Thursday, April 16, 2009

Uncertainty

I have finally finished grading all of my students' papers and midterms. In fact, despite the fact that I was out of commission for 2.5 weeks taking my written doctoral exams, I have finished grading exams ahead of 3 of my coworkers. Hm.

Anyway, today I'm taking the day off from work. The only thing I need to do is plan for my class tomorrow, but I needed a day away from the office. Unfortunately, by 8 a.m. I was already fretting over finances and the future. This next year after June is all completely uncertain right now. Here's what I know:

1. My lease is up at the end of June.
2. My paychecks stop as of the middle of July, once my summer course is over.
3. I have no grants so far and need to fund dissertation research in Spain on my own.
4. The likelihood of getting any substantial support from my university is slim to none.

I have estimated the likely costs that I'll incur over the next year, between tuition/registration/fees at the university, health insurance (not counting my $20 per pill prescriptions), living costs in the US for six months, and living costs in Spain for six months. My not-so-scientific estimate is that all of this combined might add up to around $28,000.

Keep in mind that I have never made more than $13,000 per year, and after July I will have no paychecks coming.

The very sketchy plan is that I would head to Spain for up to 90 days sometime after July, come back to the States and work through the spring (at least for another 90 days, until I can return on a new visa, but also will have to find more money to go back), and then return to Spain in the late spring or summer for another 90 days, then come back for good.

Problems with this plan:
1. As of right now, I don't have the money to do any of this.

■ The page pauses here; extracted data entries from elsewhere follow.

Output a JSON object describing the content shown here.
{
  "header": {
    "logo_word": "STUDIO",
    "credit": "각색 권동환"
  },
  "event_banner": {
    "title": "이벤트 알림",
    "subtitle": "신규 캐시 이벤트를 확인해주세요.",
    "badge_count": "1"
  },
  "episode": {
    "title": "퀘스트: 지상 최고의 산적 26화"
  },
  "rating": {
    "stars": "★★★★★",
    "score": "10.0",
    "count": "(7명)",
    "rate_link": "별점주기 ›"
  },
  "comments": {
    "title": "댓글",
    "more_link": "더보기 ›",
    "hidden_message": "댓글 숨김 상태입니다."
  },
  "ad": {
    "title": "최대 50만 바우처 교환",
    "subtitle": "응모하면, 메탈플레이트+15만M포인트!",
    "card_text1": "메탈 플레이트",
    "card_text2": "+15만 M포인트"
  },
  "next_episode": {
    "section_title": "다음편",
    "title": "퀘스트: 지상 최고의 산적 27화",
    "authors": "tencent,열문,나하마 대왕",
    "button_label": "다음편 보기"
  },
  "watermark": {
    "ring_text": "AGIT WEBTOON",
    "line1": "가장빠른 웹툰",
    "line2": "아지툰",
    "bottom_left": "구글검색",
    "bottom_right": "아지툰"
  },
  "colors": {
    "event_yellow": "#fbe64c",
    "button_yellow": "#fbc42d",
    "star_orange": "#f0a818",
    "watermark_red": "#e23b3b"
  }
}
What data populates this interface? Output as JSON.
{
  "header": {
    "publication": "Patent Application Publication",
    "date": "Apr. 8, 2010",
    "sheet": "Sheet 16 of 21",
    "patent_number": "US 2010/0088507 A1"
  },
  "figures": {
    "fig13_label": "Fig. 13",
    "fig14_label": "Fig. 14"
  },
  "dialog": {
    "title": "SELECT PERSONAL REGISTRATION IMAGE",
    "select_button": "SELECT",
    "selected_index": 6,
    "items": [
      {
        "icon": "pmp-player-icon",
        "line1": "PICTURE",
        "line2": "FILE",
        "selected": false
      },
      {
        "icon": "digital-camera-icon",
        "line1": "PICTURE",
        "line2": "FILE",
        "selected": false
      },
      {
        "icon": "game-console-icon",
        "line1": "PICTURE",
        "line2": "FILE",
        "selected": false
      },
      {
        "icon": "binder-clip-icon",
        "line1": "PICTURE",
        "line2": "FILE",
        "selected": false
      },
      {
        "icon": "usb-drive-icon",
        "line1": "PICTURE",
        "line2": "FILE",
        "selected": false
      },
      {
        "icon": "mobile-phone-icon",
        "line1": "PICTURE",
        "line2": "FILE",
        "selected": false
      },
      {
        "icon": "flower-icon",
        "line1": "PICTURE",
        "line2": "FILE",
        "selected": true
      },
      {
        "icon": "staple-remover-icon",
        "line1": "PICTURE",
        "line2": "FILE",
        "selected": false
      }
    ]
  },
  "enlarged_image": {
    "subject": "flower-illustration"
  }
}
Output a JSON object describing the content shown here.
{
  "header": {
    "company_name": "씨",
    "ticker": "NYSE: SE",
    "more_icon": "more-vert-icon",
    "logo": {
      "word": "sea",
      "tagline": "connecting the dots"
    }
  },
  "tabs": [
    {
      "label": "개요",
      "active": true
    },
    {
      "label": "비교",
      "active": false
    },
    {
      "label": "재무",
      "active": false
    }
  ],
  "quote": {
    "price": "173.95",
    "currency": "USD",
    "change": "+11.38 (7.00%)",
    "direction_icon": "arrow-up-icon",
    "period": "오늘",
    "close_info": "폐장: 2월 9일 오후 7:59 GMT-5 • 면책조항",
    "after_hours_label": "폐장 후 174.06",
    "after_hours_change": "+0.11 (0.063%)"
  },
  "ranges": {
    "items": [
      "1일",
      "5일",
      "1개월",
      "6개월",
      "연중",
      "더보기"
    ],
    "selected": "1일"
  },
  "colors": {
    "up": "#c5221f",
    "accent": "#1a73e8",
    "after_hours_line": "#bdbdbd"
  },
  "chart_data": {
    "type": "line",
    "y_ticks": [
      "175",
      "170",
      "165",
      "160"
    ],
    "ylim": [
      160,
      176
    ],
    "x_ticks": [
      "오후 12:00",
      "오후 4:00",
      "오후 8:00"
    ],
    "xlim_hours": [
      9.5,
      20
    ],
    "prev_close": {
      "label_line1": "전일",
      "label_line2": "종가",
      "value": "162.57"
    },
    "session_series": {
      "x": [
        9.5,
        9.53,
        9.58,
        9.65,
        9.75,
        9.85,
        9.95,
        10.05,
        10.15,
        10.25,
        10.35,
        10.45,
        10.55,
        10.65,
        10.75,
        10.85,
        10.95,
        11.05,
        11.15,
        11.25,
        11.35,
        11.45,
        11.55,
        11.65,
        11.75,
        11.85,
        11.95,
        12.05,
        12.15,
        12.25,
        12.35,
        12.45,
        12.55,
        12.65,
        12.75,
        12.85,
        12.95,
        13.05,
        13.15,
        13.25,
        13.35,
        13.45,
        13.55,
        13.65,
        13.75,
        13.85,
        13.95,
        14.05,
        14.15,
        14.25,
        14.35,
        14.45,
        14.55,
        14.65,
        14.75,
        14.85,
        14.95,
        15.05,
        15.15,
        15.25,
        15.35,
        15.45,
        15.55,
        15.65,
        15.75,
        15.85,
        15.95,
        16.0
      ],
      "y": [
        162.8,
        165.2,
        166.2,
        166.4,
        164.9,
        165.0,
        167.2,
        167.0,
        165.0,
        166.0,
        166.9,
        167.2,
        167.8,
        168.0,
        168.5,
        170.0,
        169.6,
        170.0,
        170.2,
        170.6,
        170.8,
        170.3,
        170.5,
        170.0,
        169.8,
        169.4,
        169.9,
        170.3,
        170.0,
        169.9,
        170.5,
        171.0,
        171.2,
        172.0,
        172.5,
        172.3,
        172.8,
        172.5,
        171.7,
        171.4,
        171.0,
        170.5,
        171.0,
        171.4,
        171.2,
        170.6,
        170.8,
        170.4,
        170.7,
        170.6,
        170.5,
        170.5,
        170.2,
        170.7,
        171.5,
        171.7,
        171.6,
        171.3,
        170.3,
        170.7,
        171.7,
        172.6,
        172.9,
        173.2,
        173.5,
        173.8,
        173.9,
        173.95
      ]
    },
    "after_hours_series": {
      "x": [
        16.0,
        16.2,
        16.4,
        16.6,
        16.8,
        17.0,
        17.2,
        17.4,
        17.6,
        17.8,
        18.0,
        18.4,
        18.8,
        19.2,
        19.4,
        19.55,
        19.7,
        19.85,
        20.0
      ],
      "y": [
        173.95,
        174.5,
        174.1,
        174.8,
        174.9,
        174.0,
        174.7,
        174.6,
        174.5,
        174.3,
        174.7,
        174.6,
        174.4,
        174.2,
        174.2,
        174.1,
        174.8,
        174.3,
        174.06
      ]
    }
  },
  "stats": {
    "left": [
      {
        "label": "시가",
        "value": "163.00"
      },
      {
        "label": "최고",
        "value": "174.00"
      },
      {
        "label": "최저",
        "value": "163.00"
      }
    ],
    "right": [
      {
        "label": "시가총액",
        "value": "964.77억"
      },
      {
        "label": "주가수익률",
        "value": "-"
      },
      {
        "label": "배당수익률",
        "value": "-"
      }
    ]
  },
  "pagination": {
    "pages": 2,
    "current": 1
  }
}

Even with loans, I'm not sure how to get up to $28,000...
2. I would have to either move out of my apartment or get my landlord to extend my lease after June until I can leave for Spain.
3. When I would return from Spain, I would have no place to live.
4. I have absolutely NO idea what to do with my cat for these 12 months. One negative of being constantly alone and having virtually no support system in town is that there is no one who can take care of him here, and shipping him off to live with my parents is less than ideal for many reasons. But I have no other real options right now.
5. When I would return from Spain, I have no idea if there would be any job available. Because my department is 97% dependent on state funds, they're cutting GTA funds, and since I have already had 4 years of funding, it is possible that they will be unable to give me any financial support (in employment or otherwise) for the rest of my doctoral program. The economy stinks here right now, and I am not sure what, if anything, would be available for a 28-year old, A.B.D. European history expert who has been in academia for the last 23 years and has a number of physical limitations on the kind of work she can do.
6. When I would return from Spain, I am not sure if I would have to rent an apartment for more than 3 months - would I have to be paying rent on an apartment while also paying for research in Spain in the summer? I am not sure if it would be easier or harder to do it this way.
7. If I send my cat off to my parents' apartment in the fall, could I bring him back to live with me in the spring? If so, would I have to ship him away again in the summer? That seems awfully traumatic for such a scared and untrusting creature. But could I live for 12 months completely without him? He's my baby. He's my only companion many days.

I'm sure there are more problems that I'm not thinking about. Things like dealing with my medicine, trying to apply for grants while in Spain, trying to *find* new grants to apply for that haven't already rejected me twice, etc.

Everything is just so uncertain. It's awful, but for a brief minute I wished I were married. Most of these problems would either not exist or would at least be lessened if I weren't having to do it all alone. I wouldn't have to worry about a place to live, wouldn't have to try to fund everything myself despite no job, wouldn't have to worry about Dominic... I know that's awful. Married couples have just as many if not more concerns. But sometimes it gets very old being one of the only single people in my office. Almost everyone I work with has a partner to go through all of this with, while I... I have to deal with chronic migraines and fatigue and all the physical crap, plus the work, and the funding issues, and everything else alone.

So yeah, with all of this (which I worked through between about 7:30 and 10:30 this morning), I'm taking the day off. I'm stressed out.

1 comment:

TheDiversePhD said...

I'm so sorry all of this is happening, I'm sending you a big hug. I think grad students can file for ferderal student loans/aid at anytime of the year even after the official deadline. I really hope something pans out for you.